Evaluating the validity of class balancing algorithms-based machine learning models for geogenic contaminated groundwaters prediction

Data-driven machine learning models have been used to predict hazardous substances levels in groundwater. However, class-imbalanced data results in models that may show grossly low sensitivity even though they show high overall accuracy. To address this issue, four algorithms weighted cross-entropy loss, Random over sampling, Random undersampling, and Adaptive synthetic sampling (ADASYN) were tested for their validity in improving model sensitivity. Testing of the above four algorithms using geogenic high arsenic groundwater data from the Datong Basin, the Red River Delta of Vietnam, Bangladesh, Texas and California showed that all four algorithms produced more accurate predictions with an average increase in sensitivity of 53.8% compared to the raw models.

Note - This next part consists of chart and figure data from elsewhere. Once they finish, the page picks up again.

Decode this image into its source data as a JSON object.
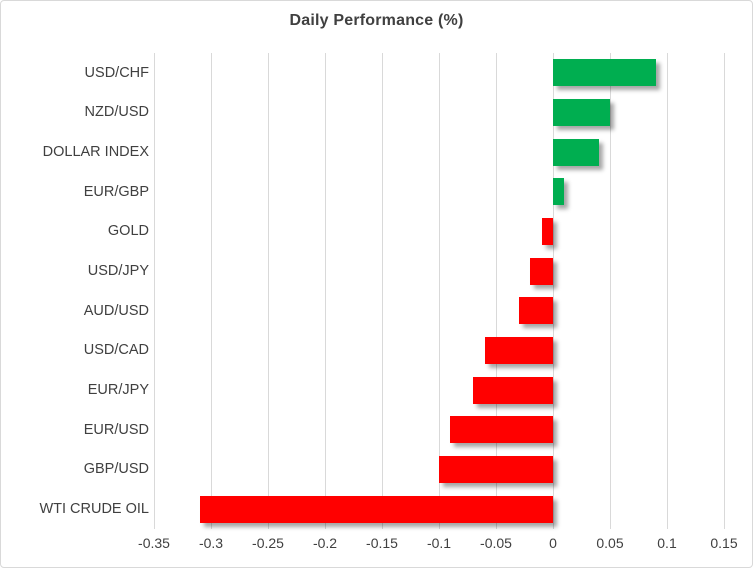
{
  "chart_data": {
    "type": "bar",
    "orientation": "horizontal",
    "title": "Daily Performance (%)",
    "categories": [
      "USD/CHF",
      "NZD/USD",
      "DOLLAR INDEX",
      "EUR/GBP",
      "GOLD",
      "USD/JPY",
      "AUD/USD",
      "USD/CAD",
      "EUR/JPY",
      "EUR/USD",
      "GBP/USD",
      "WTI CRUDE OIL"
    ],
    "values": [
      0.09,
      0.05,
      0.04,
      0.01,
      -0.01,
      -0.02,
      -0.03,
      -0.06,
      -0.07,
      -0.09,
      -0.1,
      -0.31
    ],
    "xlabel": "",
    "ylabel": "",
    "xlim": [
      -0.35,
      0.15
    ],
    "xticks": [
      -0.35,
      -0.3,
      -0.25,
      -0.2,
      -0.15,
      -0.1,
      -0.05,
      0,
      0.05,
      0.1,
      0.15
    ],
    "xtick_labels": [
      "-0.35",
      "-0.3",
      "-0.25",
      "-0.2",
      "-0.15",
      "-0.1",
      "-0.05",
      "0",
      "0.05",
      "0.1",
      "0.15"
    ],
    "grid": true,
    "legend": false,
    "colors": {
      "positive": "#00AE50",
      "negative": "#FF0000",
      "gridline": "#D9D9D9",
      "text": "#404040",
      "frame_border": "#D9D9D9",
      "background": "#FFFFFF"
    }
  }
}
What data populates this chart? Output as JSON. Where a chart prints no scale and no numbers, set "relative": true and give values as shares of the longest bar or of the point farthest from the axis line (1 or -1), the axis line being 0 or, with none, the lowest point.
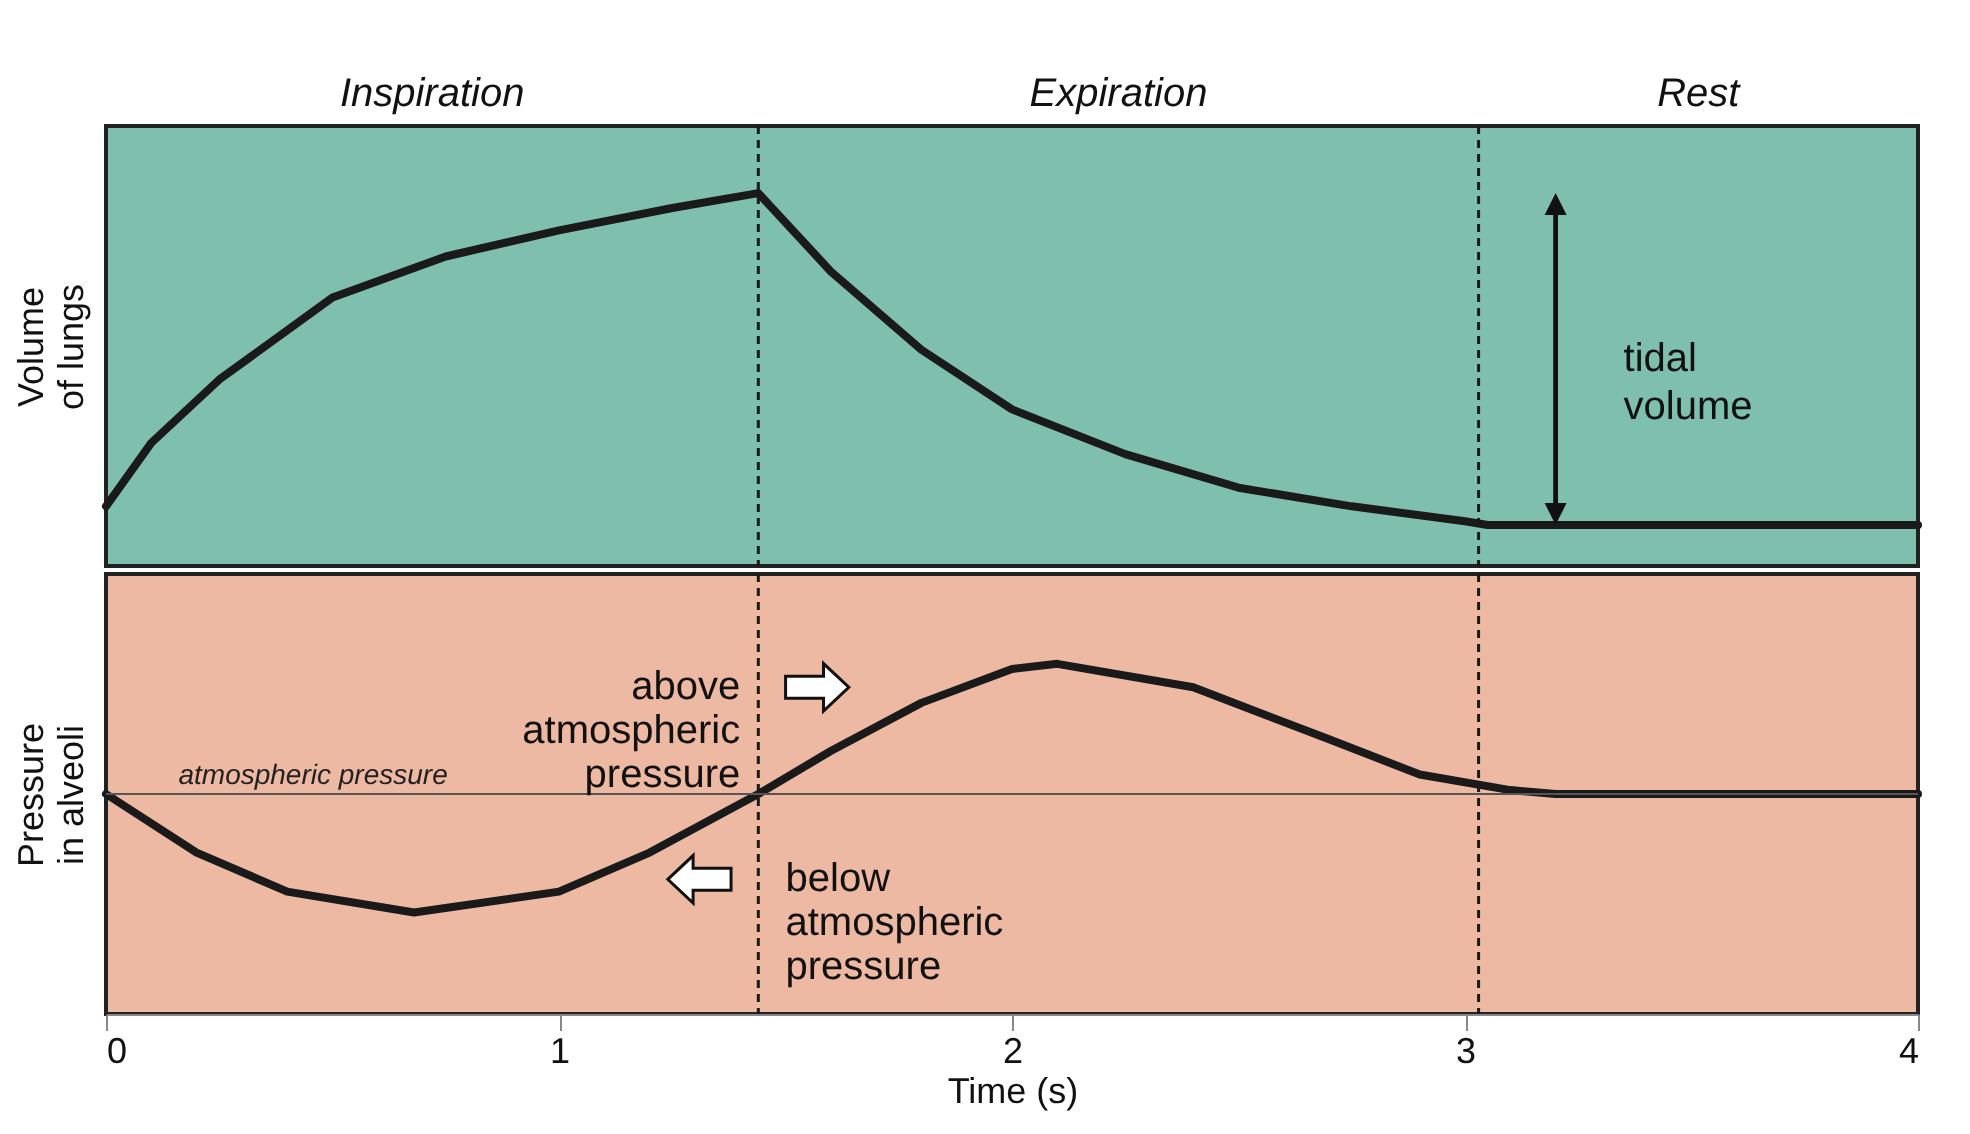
{
  "chart_data": [
    {
      "type": "line",
      "relative": true,
      "ylabel": "Volume of lungs",
      "xlim": [
        0,
        4
      ],
      "tick_labels": false,
      "grid": false,
      "marker": "none",
      "line_style": "solid",
      "x": [
        0,
        0.1,
        0.25,
        0.5,
        0.75,
        1.0,
        1.25,
        1.44,
        1.6,
        1.8,
        2.0,
        2.25,
        2.5,
        2.75,
        3.0,
        3.05,
        4.0
      ],
      "series": [
        {
          "color": "#1a1a1a",
          "values": [
            0.16,
            0.33,
            0.5,
            0.72,
            0.83,
            0.9,
            0.96,
            1,
            0.79,
            0.58,
            0.42,
            0.3,
            0.21,
            0.16,
            0.12,
            0.11,
            0.11
          ]
        }
      ],
      "ref_lines": [
        {
          "axis": "x",
          "value": 1.44,
          "line_style": "dashed",
          "color": "#1a1a1a"
        },
        {
          "axis": "x",
          "value": 3.03,
          "line_style": "dashed",
          "color": "#1a1a1a"
        }
      ],
      "annotations": [
        "Inspiration",
        "Expiration",
        "Rest",
        "tidal volume"
      ]
    },
    {
      "type": "line",
      "relative": true,
      "ylabel": "Pressure in alveoli",
      "xlabel": "Time (s)",
      "xlim": [
        0,
        4
      ],
      "xticks": [
        0,
        1,
        2,
        3,
        4
      ],
      "tick_labels": "x",
      "grid": false,
      "marker": "none",
      "line_style": "solid",
      "x": [
        0,
        0.2,
        0.4,
        0.68,
        1.0,
        1.2,
        1.44,
        1.6,
        1.8,
        2.0,
        2.1,
        2.4,
        2.7,
        2.9,
        3.1,
        3.2,
        4.0
      ],
      "series": [
        {
          "color": "#1a1a1a",
          "values": [
            0,
            -0.45,
            -0.75,
            -0.91,
            -0.75,
            -0.45,
            0,
            0.33,
            0.7,
            0.96,
            1,
            0.82,
            0.42,
            0.15,
            0.03,
            0,
            0
          ]
        }
      ],
      "ref_lines": [
        {
          "axis": "x",
          "value": 1.44,
          "line_style": "dashed",
          "color": "#1a1a1a"
        },
        {
          "axis": "x",
          "value": 3.03,
          "line_style": "dashed",
          "color": "#1a1a1a"
        },
        {
          "axis": "y",
          "value": 0,
          "label": "atmospheric pressure",
          "line_style": "solid",
          "color": "#555555"
        }
      ],
      "annotations": [
        "above atmospheric pressure",
        "below atmospheric pressure"
      ]
    }
  ]
}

The ADASYN is the best of the four algorithms and can increase model G-means (geometric mean of sensitivity and specificity) by >40% on average. The ADASYN-optimized ANN models predicted higher groundwater As exposure risk in Ghana than that in Ethiopia.

Automated summary

Data-driven machine learning models have been used to predict levels of hazardous substances in groundwater. However, class-imbalanced data leads to low sensitivity in these models, despite high overall accuracy. To improve sensitivity, four algorithms were tested. The results showed that all four algorithms produced more accurate predictions with an average increase in sensitivity of 53.8%. ADASYN performed the best, increasing the model's G-means by over 40% on average. Furthermore, ADASYN-optimized models predicted higher groundwater exposure risk in Ghana compared to Ethiopia.